I think we should look at conservation as an investment in the future, rather than as the ideological choice of rich, out-of-state liberals. Future presidents will continue to look for opportunities to designate more areas for preservation. Preserving these spaces is important physically, but it is also important to our civic culture and national sense of purpose. Imagine America without the Muir Woods, the Grand Canyon, and countless other protected areas.
In an increasingly urbanized world it will take leadership and political activism to reinforce the message that conservation is important, and the natural environment is a treasure to protect, rather than a resource to use up and toss away. We will need to protect our land, air and water to meet our needs for food, clothing, water and shelter. While the national parks and monuments contribute to the health of the biosphere, their impact on major population centers can be indirect and difficult for some to see.
President Obama has also used his executive authority aggressively to update our aging structure of environmental law and regulation. America’s environmental regulations are complex and their development and implementation has taken decades to put in place. But once environmental rules are hard-wired into our legal structure they become influential incentives to sustainable corporate, governmental and private behavior.
Finally, the president has used the purchasing power of the federal government itself to build the green economy and encourage changes in how our massive federal organizations operate. The military has been aggressive in pushing energy efficiency and renewable energy. It has also spent massive amounts of money to clean up its own toxic waste sites.

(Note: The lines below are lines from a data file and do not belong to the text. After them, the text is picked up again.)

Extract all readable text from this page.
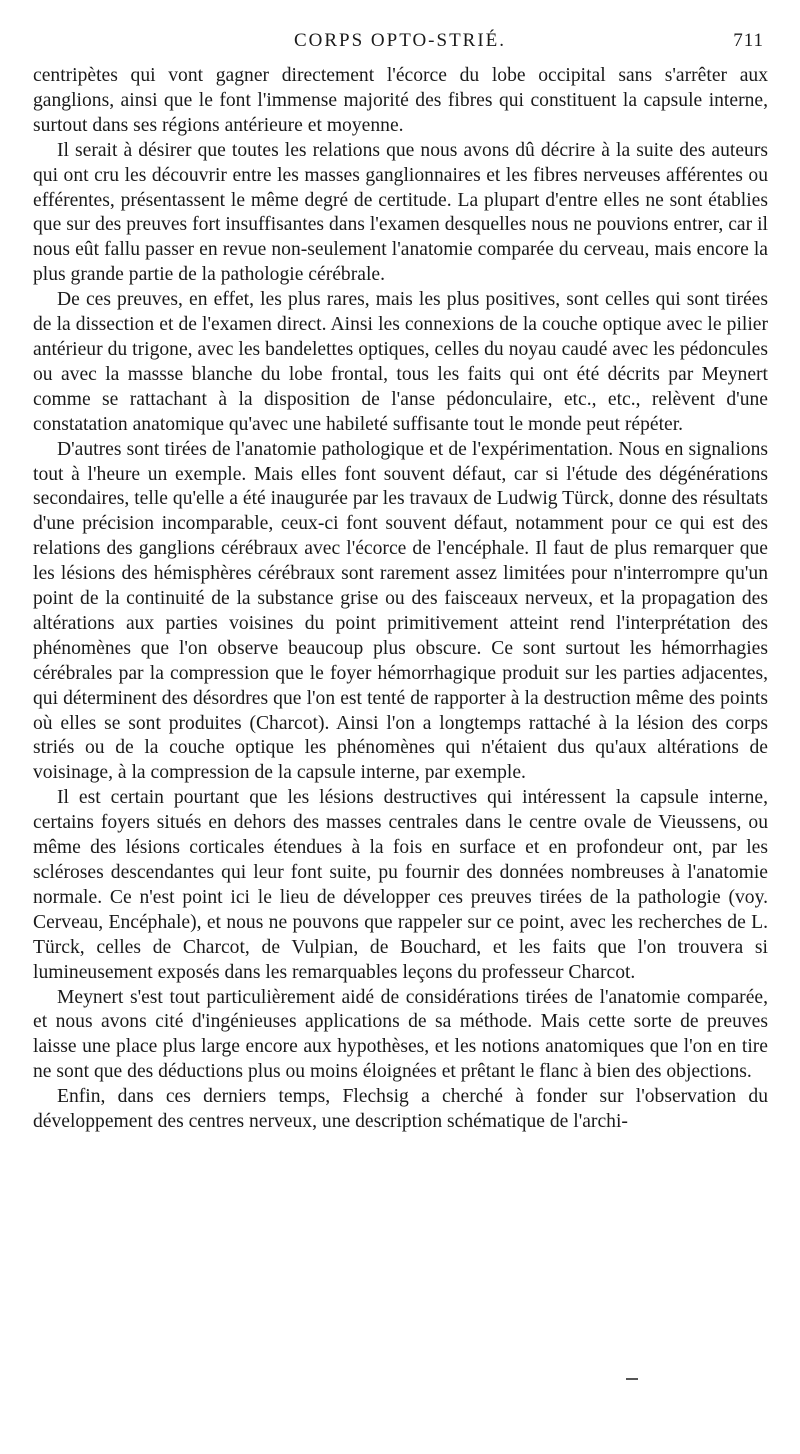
CORPS OPTO-STRIÉ.	711

centripètes qui vont gagner directement l'écorce du lobe occipital sans s'arrêter aux ganglions, ainsi que le font l'immense majorité des fibres qui constituent la capsule interne, surtout dans ses régions antérieure et moyenne.

Il serait à désirer que toutes les relations que nous avons dû décrire à la suite des auteurs qui ont cru les découvrir entre les masses ganglionnaires et les fibres nerveuses afférentes ou efférentes, présentassent le même degré de certitude. La plupart d'entre elles ne sont établies que sur des preuves fort insuffisantes dans l'examen desquelles nous ne pouvions entrer, car il nous eût fallu passer en revue non-seulement l'anatomie comparée du cerveau, mais encore la plus grande partie de la pathologie cérébrale.

De ces preuves, en effet, les plus rares, mais les plus positives, sont celles qui sont tirées de la dissection et de l'examen direct. Ainsi les connexions de la couche optique avec le pilier antérieur du trigone, avec les bandelettes optiques, celles du noyau caudé avec les pédoncules ou avec la massse blanche du lobe frontal, tous les faits qui ont été décrits par Meynert comme se rattachant à la disposition de l'anse pédonculaire, etc., etc., relèvent d'une constatation anatomique qu'avec une habileté suffisante tout le monde peut répéter.

D'autres sont tirées de l'anatomie pathologique et de l'expérimentation. Nous en signalions tout à l'heure un exemple. Mais elles font souvent défaut, car si l'étude des dégénérations secondaires, telle qu'elle a été inaugurée par les travaux de Ludwig Türck, donne des résultats d'une précision incomparable, ceux-ci font souvent défaut, notamment pour ce qui est des relations des ganglions cérébraux avec l'écorce de l'encéphale. Il faut de plus remarquer que les lésions des hémisphères cérébraux sont rarement assez limitées pour n'interrompre qu'un point de la continuité de la substance grise ou des faisceaux nerveux, et la propagation des altérations aux parties voisines du point primitivement atteint rend l'interprétation des phénomènes que l'on observe beaucoup plus obscure. Ce sont surtout les hémorrhagies cérébrales par la compression que le foyer hémorrhagique produit sur les parties adjacentes, qui déterminent des désordres que l'on est tenté de rapporter à la destruction même des points où elles se sont produites (Charcot). Ainsi l'on a longtemps rattaché à la lésion des corps striés ou de la couche optique les phénomènes qui n'étaient dus qu'aux altérations de voisinage, à la compression de la capsule interne, par exemple.

Il est certain pourtant que les lésions destructives qui intéressent la capsule interne, certains foyers situés en dehors des masses centrales dans le centre ovale de Vieussens, ou même des lésions corticales étendues à la fois en surface et en profondeur ont, par les scléroses descendantes qui leur font suite, pu fournir des données nombreuses à l'anatomie normale. Ce n'est point ici le lieu de développer ces preuves tirées de la pathologie (voy. Cerveau, Encéphale), et nous ne pouvons que rappeler sur ce point, avec les recherches de L. Türck, celles de Charcot, de Vulpian, de Bouchard, et les faits que l'on trouvera si lumineusement exposés dans les remarquables leçons du professeur Charcot.

Meynert s'est tout particulièrement aidé de considérations tirées de l'anatomie comparée, et nous avons cité d'ingénieuses applications de sa méthode. Mais cette sorte de preuves laisse une place plus large encore aux hypothèses, et les notions anatomiques que l'on en tire ne sont que des déductions plus ou moins éloignées et prêtant le flanc à bien des objections.

Enfin, dans ces derniers temps, Flechsig a cherché à fonder sur l'observation du développement des centres nerveux, une description schématique de l'archi-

While early in his first term the president failed to secure climate change legislation, he has managed to begin the process of greenhouse gas regulation through executive action. There are limits to how much a president can do without a congress willing to legislate. Barack Obama produced his environmental legacy through the creative and determined use of his executive authority. Let’s hope his successor is able to build on that legacy with new law that reflects the 21st century’s technologies, and the global economy that is now a fact of life.